ARTICLE VIII – STANDING COMMITTEES

             The following committees and chairperson of each shall be appointed by the President at the annual meeting:  building, finance, nominating, personnel.

 The Building Committee shall oversee the upkeep and uses of the building, confer with consultants as necessary concerning the building belonging to the Foundation, make recommendation to the Board concerning major changes, and oversee the expenditure of funds provided for building maintenance or improvement.

 The Finance Committee shall review and approve the proposed annual budget, and the annual financial report and make recommendation to the Board concerning their acceptance.  The Finance Committee shall plan and see that major funding efforts are carried out.

 The Nominating Committee shall prepare and present at the Annual Meeting a slate of candidates to fill board vacancies, as well as a slate of officers and members to serve on the Executive Committee.
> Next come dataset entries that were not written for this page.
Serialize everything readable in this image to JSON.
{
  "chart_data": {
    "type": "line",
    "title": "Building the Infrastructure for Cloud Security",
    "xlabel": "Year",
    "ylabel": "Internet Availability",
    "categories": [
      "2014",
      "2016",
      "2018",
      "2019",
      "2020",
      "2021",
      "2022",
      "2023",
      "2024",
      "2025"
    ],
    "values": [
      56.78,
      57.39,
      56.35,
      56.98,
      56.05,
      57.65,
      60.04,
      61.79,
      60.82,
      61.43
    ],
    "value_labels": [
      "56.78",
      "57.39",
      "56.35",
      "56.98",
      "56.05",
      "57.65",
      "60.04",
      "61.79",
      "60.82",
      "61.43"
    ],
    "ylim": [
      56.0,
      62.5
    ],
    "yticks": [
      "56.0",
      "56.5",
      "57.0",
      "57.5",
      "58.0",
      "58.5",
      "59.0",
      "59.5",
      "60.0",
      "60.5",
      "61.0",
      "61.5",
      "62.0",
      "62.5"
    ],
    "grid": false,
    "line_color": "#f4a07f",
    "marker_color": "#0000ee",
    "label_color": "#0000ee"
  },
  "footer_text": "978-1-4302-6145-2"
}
 The Personnel Committee is responsible for setting, reviewing and updating all personnel policies and bringing them to the Board for adoption.  The Committee approves all job descriptions, sets salary classifications and ranges, and carries the responsibilities for the appointment, evaluation and termination of all staff.

 

ARTICLE IX – AMENDMENTS

             These By-Laws may be amended by a two-thirds vote of the Members of the Board of Trustees in attendance at any meeting of the board provided that notice of such Amendments shall be stated in the written notice of the meeting.